# Show whether two quotient rings are isomorphic

1. Apr 25, 2017

### Mr Davis 97

1. The problem statement, all variables and given/known data
Sorry for the multiple postings. I actually solved the other problems, so I have this last one:

Are $\mathbb{Z}_3[x] / \langle x^2 + 2x + 1 \rangle$ and $\mathbb{Z}_3[x] / \langle x^2 + x + 2 \rangle$ isomorphic

2. Relevant equations

3. The attempt at a solution
It seems like they wouldn't be, because one ideal is maximal while the other isn't, but I am not sure if this is correct.

2. Apr 25, 2017

### Staff: Mentor

Which is maximal? Have you factored the polynomials?

3. Apr 25, 2017

### Mr Davis 97

$x^2 + 2x + 1 = (x+1)^2$ but $x^2 + x + 2$ can't be factored because it has no roots in the field, hence it is maximal

4. Apr 25, 2017

### Staff: Mentor

Yes, you're right. I thought it was $x^2+x-2$. So one quotient ring is a field and the other one not even an integral domain.

5. Apr 25, 2017

### Mr Davis 97

Also, one more thing. How does one list out the elements of quotient rings such as these? Also, is there a general way to count the number of elements in $\mathbb{Z}_n[x] / \langle p(x) \rangle$, where $p$ is an mth degree polynomial?

6. Apr 25, 2017

### Staff: Mentor

Yes, the equivalence classes of ${R}[x]/\langle p(x) \rangle$ are all of the form $[r(x)]_{p(x)} = r(x) + \{s(x)\cdot p(x)\,\vert \,s(x) \in R[x]\}$ which means, one can push all monomials of degree $m := \operatorname{deg}p$ and higher into the ideal. However, it gets a little bit more complicated, if the highest coefficient isn't a unit (and I would have to do the math first). Let's therefore assume the highest coefficient is $1$ and $p(x) = x^m +\ldots + p_1x+p_0$. Then $[x^m]_{p(x)}= -[p_{m-1}x^{m-1}]_{p(x)} - \ldots - [p_{1}x]_{p(x)} - [p_{0}]_{p(x)}$ which means all elements $x^n$ with $n \geq m$ can be reduced to lower powers.

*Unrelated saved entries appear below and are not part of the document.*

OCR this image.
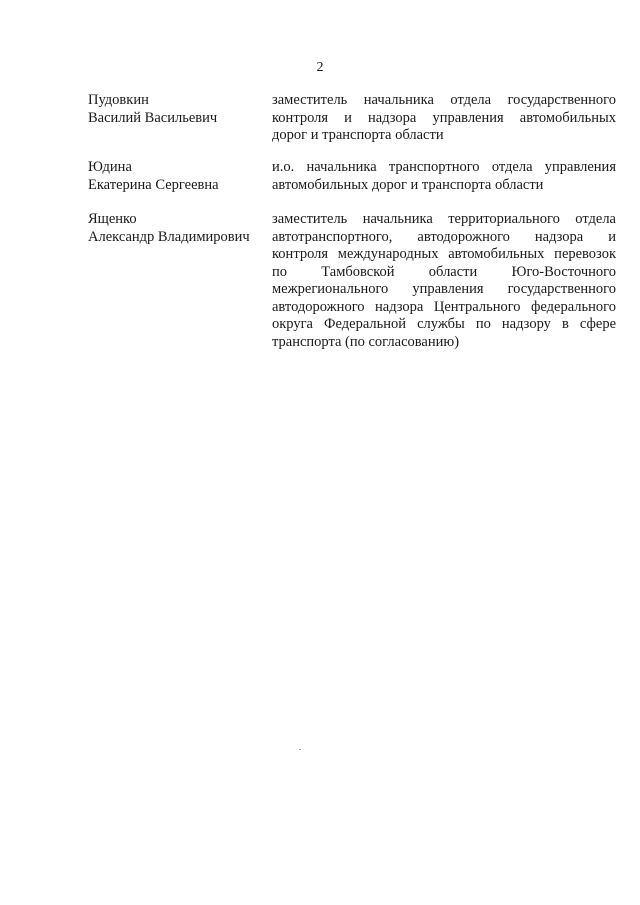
2
Пудовкин
Василий Васильевич
заместитель начальника отдела государственного
контроля и надзора управления автомобильных
дорог и транспорта области
Юдина
Екатерина Сергеевна
и.о. начальника транспортного отдела управления
автомобильных дорог и транспорта области
Ященко
Александр Владимирович
заместитель начальника территориального отдела
автотранспортного, автодорожного надзора и
контроля международных автомобильных перевозок
по Тамбовской области Юго-Восточного
межрегионального управления государственного
автодорожного надзора Центрального федерального
округа Федеральной службы по надзору в сфере
транспорта (по согласованию)
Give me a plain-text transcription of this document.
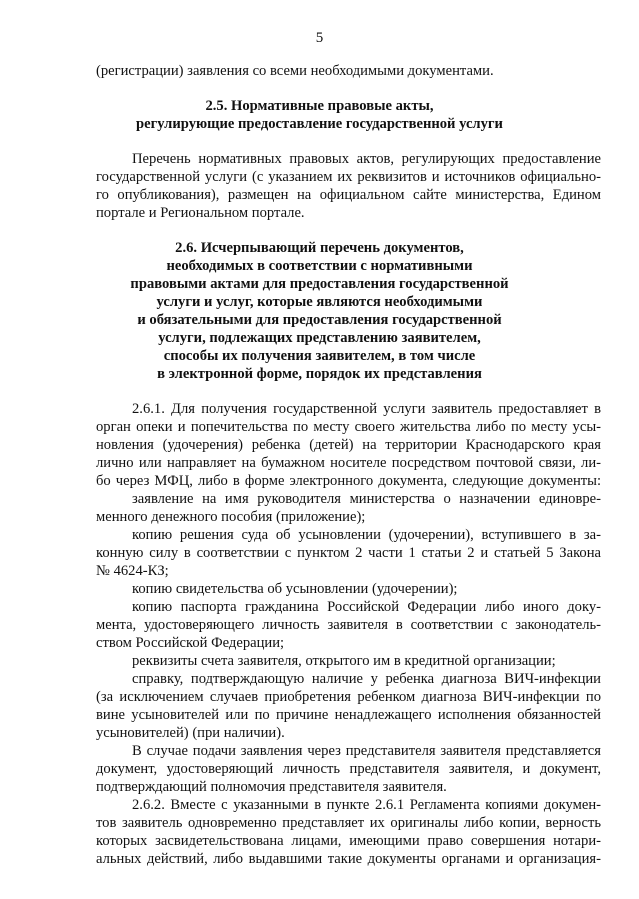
5
(регистрации) заявления со всеми необходимыми документами.
2.5. Нормативные правовые акты,
регулирующие предоставление государственной услуги
Перечень нормативных правовых актов, регулирующих предоставление
государственной услуги (с указанием их реквизитов и источников официально-
го опубликования), размещен на официальном сайте министерства, Едином
портале и Региональном портале.
2.6. Исчерпывающий перечень документов,
необходимых в соответствии с нормативными
правовыми актами для предоставления государственной
услуги и услуг, которые являются необходимыми
и обязательными для предоставления государственной
услуги, подлежащих представлению заявителем,
способы их получения заявителем, в том числе
в электронной форме, порядок их представления
2.6.1. Для получения государственной услуги заявитель предоставляет в
орган опеки и попечительства по месту своего жительства либо по месту усы-
новления (удочерения) ребенка (детей) на территории Краснодарского края
лично или направляет на бумажном носителе посредством почтовой связи, ли-
бо через МФЦ, либо в форме электронного документа, следующие документы:
заявление на имя руководителя министерства о назначении единовре-
менного денежного пособия (приложение);
копию решения суда об усыновлении (удочерении), вступившего в за-
конную силу в соответствии с пунктом 2 части 1 статьи 2 и статьей 5 Закона
№ 4624-КЗ;
копию свидетельства об усыновлении (удочерении);
копию паспорта гражданина Российской Федерации либо иного доку-
мента, удостоверяющего личность заявителя в соответствии с законодатель-
ством Российской Федерации;
реквизиты счета заявителя, открытого им в кредитной организации;
справку, подтверждающую наличие у ребенка диагноза ВИЧ-инфекции
(за исключением случаев приобретения ребенком диагноза ВИЧ-инфекции по
вине усыновителей или по причине ненадлежащего исполнения обязанностей
усыновителей) (при наличии).
В случае подачи заявления через представителя заявителя представляется
документ, удостоверяющий личность представителя заявителя, и документ,
подтверждающий полномочия представителя заявителя.
2.6.2. Вместе с указанными в пункте 2.6.1 Регламента копиями докумен-
тов заявитель одновременно представляет их оригиналы либо копии, верность
которых засвидетельствована лицами, имеющими право совершения нотари-
альных действий, либо выдавшими такие документы органами и организация-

Now multiply the possible coefficients with the degree and you have the number of elements. Or better: $\{[1]_{p(x)}, \, \ldots \,, [x^{m-1}]_{p(x)} \}$ forms a basis of the $R-$ module (or vector space in case $R$ is a field). Of course if $R$ isn't finite, you will still get a finite dimension, but infinitely many elements.

7. Apr 25, 2017

### Mr Davis 97

So in this case, for both of the quotient rings, would we have $3^2 = 9$ elements?

8. Apr 25, 2017

### Staff: Mentor

I get six.

9. Apr 25, 2017

### Mr Davis 97

10. Apr 25, 2017

### Staff: Mentor

Because (for short without the annoying $[.]_{p(x)}$) we have a basis $\{1,x,x^2,x^3,\ldots , x^{m-1}\}$. These are all monomials of lower degree than $m$. All higher can be reduced with subtractions by $p(x)$ to a lower one. And $p(x)=0$ in this quotient ring, so the subtractions do no harm to the ring element. This means $m$ basis vectors (or elements) and each can carry $n$ elements.

And I have to correct myself. Your $9$ was correct, I mistakenly added the $n$'s instead of multiplying them. I should get some sleep ...